You can use liftA2 (or liftM2 from Control.Monad):
import Control.Applicative (liftA2)
liftA2 g getLine getLine >>= putStrLn
I know that the following "do" notation's "bind" function is equivalent to getLine >>= \line -> putStrLn
do line <- getLine
putStrLn line
But how is the following notation equivalent to bind function?
do line1 <- getLine
putStrLn "enter second line"
line2 <- getLine
return (line1,line2)
I take it you are trying to see how to bind the result of "putStrLn". The answer is in the type of putStrLn:
putStrLn :: String -> IO ()
Remember that "()" is the unit type, which has a single value (also written "()"). So you can bind this in exactly the same way. But since you don't use it you bind it to a "don't care" value:
getLine >>= \line1 ->
putStrLn "enter second line" >>= \_ ->
getline >>= \line2 ->
return (line1, line2)
As it happens, there is an operator already defined for ignoring the return value, ">>". So you could just rewrite this as
getLine >>= \line1 ->
putStrLn "enter second line" >>
getline >>= \line2 ->
return (line1, line2)
I'm not sure if you are also trying to understand how bind operators are daisy-chained. To see this, let me put the implicit brackets and extra indentation in the example above:
getLine >>= (\line1 ->
putStrLn "enter second line" >> (
getline >>= (\line2 ->
return (line1, line2))))
Each bind operator links the value to the left with a function to the right. That function consists of all the rest of the lines in the "do" clause. So the variable being bound through the lambda ("line1" in the first line) is in scope for the whole of the rest of the clause.

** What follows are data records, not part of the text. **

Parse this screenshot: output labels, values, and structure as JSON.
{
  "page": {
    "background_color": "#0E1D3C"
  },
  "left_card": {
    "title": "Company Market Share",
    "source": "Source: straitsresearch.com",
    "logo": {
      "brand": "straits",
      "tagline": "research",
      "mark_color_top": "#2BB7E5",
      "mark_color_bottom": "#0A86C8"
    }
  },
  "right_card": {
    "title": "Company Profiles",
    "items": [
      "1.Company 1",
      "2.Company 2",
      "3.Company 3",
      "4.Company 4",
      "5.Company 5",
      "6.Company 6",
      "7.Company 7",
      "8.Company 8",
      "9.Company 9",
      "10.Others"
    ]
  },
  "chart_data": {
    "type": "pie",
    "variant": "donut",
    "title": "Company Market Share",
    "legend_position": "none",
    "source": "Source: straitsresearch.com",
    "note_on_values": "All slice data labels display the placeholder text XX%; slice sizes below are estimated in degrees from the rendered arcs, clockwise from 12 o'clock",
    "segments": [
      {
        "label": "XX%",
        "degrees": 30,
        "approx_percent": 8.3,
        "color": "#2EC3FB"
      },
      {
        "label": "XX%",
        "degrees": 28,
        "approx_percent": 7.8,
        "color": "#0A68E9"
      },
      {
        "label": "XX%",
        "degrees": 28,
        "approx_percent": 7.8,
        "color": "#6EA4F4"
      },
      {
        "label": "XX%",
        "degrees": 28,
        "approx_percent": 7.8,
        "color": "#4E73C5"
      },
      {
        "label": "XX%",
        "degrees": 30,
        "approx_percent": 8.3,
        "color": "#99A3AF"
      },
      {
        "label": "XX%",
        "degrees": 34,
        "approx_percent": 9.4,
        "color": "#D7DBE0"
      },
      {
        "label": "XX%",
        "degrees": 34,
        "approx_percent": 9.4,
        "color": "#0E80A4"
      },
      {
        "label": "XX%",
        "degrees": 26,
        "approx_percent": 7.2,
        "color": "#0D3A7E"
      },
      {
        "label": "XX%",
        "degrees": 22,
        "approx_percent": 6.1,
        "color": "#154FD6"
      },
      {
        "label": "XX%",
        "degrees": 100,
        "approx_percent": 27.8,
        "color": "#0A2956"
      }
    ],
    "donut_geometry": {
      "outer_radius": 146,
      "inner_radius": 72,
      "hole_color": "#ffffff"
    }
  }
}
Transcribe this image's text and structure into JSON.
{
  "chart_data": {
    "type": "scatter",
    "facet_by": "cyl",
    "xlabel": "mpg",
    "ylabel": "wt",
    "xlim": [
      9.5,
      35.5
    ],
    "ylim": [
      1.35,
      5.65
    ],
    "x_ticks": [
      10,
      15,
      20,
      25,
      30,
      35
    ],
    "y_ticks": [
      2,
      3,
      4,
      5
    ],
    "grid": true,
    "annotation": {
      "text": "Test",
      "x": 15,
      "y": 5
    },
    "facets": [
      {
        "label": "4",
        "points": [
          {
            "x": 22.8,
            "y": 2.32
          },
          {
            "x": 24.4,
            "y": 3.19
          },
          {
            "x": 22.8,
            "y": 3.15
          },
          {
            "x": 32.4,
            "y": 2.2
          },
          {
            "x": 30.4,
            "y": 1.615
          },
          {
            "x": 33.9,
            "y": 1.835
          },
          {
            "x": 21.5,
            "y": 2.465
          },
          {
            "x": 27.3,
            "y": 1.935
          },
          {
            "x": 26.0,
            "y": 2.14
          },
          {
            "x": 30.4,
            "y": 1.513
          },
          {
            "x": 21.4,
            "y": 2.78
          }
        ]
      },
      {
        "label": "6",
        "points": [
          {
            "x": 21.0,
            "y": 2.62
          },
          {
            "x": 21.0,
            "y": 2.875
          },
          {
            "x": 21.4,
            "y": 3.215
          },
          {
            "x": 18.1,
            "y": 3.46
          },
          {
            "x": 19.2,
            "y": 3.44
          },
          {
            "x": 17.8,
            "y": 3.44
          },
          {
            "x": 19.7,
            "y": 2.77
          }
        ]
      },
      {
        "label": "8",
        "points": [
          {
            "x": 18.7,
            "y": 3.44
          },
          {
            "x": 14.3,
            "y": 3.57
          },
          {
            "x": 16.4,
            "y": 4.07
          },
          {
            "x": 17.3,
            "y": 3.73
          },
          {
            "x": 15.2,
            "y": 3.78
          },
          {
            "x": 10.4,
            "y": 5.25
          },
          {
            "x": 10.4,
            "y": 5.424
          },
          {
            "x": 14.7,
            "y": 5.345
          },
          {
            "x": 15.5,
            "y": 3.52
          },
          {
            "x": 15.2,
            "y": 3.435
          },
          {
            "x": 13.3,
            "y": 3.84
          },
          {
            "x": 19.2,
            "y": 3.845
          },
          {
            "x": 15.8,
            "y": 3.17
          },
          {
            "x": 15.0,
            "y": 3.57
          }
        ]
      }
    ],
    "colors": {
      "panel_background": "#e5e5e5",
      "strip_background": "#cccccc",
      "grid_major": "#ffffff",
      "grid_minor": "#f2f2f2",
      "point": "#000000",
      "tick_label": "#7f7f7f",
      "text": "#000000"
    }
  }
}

For this specific example you can actually avoid both do and >>= by using combinators from Control.Applicative:
module Main where
import Control.Applicative ((<$>), (<*>), (<*))
getInput :: IO (String, String)
getInput = (,) <$> getLine <* putStrLn "enter second line" <*> getLine
main = print =<< getInput
Which works as expected:
travis#sidmouth% ./Main
hello
enter second line
world
("hello","world")
It looks a little weird at first, but in my opinion the applicative style feels very natural once you're used to it.
I would strongly suggest you to read the chapter Desugaring of Do-blocks in the book Real-World haskell. It tells you, that you all are wrong. For a programmer, it's the natural way to use a lambda, but the do-block is implemented using functions which - if a pattern maching failuire occurs - will call the fail implementation of the according monad.
For instance, your case is like:
let f x =
putStrLn "enter second line" >>
let g y = return (x,y)
g _ = fail "Pattern mismatched"
in getLine >>= g
f _ = fail "Pattern mismatched"
in getLine >>= f
In a case like this, this may be completely irrelevant. But consider some expression that involves pattern-matching. Also, you can use this effect for some special stuff, eg, you can do something like this:
oddFunction :: Integral a => [a] -> [a]
oddFunctiond list = do
(True,y) <- zip (map odd list) list
return y
What will this function do? You can read this statement as a rule for working with the elements of the list. The first statement binds an element of the list to the var y, but only if y is odd. If y is even, a pattern matching failure occurs and fail will be called. In the monad instance for Lists, fail is simply []. Thus, the function strips all even elements from the list.
(I know, oddFunction = filter odd would do this better, but this is just an example)
getLine >>= \line1 ->
putStrLn "enter second line" >>
getLine >>= \line2 ->
return (line1, line2)
Generally foo <- bar becomes bar >>= \foo -> and baz becomes baz >> (unless it's the last line of the do-block, in which case it just stays baz).